R is a powerful, open-source programming language for data science. It is used widely in both academia and industry for data analysis, visualization, and modelling. Many cutting-edge statistical and machine learning approaches are first released in R before being adapted to other software.

In this workshop, we will introduce beginner R users to the fundamentals of R programming and set you up for a deeper understanding of how R works with your data. We will then introduce a series of R packages that make data manipulation and transformation easy and accessible to users of all skill levels.

We will use examples and exercises relevant to data science throughout the course and provide explanations of all solutions. By the end of the one-day workshop, you will be comfortable wrangling your own data in R, and you’ll know how to find resources for more advanced tasks.

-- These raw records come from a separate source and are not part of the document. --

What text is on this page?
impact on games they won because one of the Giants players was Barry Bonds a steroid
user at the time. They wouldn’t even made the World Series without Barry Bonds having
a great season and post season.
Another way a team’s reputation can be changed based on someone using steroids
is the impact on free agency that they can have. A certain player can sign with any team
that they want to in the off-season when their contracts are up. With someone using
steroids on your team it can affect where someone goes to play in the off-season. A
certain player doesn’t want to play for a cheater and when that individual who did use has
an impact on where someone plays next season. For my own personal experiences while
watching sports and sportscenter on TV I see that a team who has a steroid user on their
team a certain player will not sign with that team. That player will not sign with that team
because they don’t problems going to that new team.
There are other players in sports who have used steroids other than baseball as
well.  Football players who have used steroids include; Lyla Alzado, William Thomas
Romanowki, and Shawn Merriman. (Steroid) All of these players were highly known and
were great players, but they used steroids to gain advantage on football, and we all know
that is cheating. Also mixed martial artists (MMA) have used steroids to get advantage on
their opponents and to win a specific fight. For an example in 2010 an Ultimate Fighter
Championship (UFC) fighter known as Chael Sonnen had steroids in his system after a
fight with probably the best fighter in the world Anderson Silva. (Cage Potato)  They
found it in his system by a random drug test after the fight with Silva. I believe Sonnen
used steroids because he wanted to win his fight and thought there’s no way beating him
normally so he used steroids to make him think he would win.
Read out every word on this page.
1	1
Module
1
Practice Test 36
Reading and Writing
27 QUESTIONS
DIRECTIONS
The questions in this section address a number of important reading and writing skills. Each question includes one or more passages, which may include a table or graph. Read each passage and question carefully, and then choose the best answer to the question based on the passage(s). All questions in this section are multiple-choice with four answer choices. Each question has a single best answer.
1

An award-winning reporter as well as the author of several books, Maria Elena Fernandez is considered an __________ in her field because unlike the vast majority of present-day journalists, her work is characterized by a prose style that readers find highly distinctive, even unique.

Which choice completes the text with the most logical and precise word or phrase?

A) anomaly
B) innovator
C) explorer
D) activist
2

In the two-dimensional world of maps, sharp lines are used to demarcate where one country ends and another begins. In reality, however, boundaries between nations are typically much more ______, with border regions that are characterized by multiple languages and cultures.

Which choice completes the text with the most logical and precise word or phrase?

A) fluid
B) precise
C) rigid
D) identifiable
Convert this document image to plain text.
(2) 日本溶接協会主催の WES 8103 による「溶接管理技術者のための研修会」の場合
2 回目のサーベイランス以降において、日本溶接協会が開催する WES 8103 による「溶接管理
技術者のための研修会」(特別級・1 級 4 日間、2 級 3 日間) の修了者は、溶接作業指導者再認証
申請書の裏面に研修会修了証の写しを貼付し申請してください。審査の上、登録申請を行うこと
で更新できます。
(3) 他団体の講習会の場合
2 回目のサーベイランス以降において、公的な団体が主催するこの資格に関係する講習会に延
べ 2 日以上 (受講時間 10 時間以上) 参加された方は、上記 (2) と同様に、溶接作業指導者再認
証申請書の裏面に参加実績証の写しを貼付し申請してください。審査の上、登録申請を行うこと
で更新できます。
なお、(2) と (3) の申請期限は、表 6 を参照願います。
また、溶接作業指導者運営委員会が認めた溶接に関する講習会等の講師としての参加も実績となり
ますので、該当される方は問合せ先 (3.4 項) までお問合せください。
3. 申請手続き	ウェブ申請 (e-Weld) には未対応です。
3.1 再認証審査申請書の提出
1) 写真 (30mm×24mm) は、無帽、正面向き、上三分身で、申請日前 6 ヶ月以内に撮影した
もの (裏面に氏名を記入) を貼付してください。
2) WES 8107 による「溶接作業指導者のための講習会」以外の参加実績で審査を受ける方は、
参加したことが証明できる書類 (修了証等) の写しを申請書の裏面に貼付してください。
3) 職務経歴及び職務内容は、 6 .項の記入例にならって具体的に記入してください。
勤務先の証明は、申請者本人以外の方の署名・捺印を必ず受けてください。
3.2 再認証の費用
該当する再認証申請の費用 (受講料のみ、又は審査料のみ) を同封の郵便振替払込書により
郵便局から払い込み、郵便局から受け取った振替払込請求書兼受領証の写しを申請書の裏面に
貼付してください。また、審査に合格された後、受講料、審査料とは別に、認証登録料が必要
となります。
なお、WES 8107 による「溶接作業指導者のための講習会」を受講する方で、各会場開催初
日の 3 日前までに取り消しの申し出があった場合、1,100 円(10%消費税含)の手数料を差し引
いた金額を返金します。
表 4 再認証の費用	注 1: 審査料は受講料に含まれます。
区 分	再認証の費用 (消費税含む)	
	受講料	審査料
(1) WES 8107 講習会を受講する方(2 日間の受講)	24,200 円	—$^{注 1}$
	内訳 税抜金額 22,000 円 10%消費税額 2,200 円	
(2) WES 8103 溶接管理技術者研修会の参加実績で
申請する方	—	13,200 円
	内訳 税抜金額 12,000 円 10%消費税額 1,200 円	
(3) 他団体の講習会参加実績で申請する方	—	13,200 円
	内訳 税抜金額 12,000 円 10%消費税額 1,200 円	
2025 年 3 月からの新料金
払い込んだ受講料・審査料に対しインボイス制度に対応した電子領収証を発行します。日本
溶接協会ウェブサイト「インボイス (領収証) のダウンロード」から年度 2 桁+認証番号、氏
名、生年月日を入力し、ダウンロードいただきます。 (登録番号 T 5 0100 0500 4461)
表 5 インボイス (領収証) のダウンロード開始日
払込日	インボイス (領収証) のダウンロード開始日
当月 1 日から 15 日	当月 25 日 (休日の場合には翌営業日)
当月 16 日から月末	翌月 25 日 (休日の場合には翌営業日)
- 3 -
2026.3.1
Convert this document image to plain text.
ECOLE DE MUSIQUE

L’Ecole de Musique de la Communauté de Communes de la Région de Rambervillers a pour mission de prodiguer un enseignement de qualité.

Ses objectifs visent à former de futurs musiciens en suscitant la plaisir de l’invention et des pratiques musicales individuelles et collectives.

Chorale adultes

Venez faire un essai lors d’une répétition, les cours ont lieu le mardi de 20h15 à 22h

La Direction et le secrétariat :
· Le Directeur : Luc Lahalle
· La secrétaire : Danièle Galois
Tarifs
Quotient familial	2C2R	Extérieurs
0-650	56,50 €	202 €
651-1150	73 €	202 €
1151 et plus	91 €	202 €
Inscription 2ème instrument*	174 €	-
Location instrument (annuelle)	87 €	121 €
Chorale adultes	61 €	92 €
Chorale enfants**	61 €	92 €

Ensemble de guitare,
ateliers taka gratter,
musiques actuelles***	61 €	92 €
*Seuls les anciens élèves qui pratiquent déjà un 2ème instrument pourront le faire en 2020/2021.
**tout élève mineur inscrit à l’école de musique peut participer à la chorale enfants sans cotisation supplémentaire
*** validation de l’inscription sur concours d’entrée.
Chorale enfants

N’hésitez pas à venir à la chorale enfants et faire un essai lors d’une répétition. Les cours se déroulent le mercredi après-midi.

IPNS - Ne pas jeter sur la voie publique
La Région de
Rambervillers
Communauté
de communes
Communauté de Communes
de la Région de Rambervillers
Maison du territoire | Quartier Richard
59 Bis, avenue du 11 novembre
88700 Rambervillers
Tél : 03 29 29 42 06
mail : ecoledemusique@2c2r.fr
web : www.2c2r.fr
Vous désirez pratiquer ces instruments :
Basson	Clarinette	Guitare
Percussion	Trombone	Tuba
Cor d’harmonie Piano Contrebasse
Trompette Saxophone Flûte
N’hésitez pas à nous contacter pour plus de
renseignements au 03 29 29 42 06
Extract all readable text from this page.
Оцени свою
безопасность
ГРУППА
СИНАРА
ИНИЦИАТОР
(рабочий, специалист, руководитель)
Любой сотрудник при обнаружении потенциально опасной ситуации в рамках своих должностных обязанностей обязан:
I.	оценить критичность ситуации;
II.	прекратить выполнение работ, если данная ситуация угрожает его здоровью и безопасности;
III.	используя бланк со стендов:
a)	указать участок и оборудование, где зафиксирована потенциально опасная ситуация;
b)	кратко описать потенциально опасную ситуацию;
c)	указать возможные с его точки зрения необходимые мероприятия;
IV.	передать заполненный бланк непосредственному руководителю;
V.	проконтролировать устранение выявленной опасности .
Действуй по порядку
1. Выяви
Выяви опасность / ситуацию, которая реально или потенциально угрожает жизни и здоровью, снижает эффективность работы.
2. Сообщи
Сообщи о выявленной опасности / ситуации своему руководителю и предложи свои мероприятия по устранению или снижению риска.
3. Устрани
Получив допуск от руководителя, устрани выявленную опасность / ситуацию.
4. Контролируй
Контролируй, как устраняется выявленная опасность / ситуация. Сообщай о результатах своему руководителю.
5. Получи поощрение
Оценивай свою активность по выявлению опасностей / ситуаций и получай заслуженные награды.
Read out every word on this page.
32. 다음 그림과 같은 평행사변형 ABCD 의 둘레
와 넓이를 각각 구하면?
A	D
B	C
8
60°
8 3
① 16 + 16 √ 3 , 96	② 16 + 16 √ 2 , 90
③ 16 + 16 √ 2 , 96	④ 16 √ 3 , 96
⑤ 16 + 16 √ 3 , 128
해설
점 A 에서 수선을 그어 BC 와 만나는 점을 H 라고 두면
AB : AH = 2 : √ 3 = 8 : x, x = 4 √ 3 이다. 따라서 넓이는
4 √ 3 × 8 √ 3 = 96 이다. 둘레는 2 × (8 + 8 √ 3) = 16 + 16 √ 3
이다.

Prerequisites: Basic understanding of data science fundamentals, such as descriptive statistics and linear regression, is recommended but not required. We assume no or minimal prior experience using R.

Topics

Part 1: Getting comfortable in R
  • R and RStudio
  • Best practices in data science
  • Object types
  • Data types
  • Getting and setting values
  • Subsetting using vectors
  • Must know base R commands
Part 2: Easier data manipulation and transformation
  • Data manipulation with the dplyr package
  • Data reshaping with the tidyr package
  • Date-time handling with the lubridate package
  • Chaining commands with piping

Format

Fully virtual teaching with interactive examples and exercises. Question periods and breaks will be given during the workshop.

Workshop material

Slides, exercises, and solutions will be made available to all participants.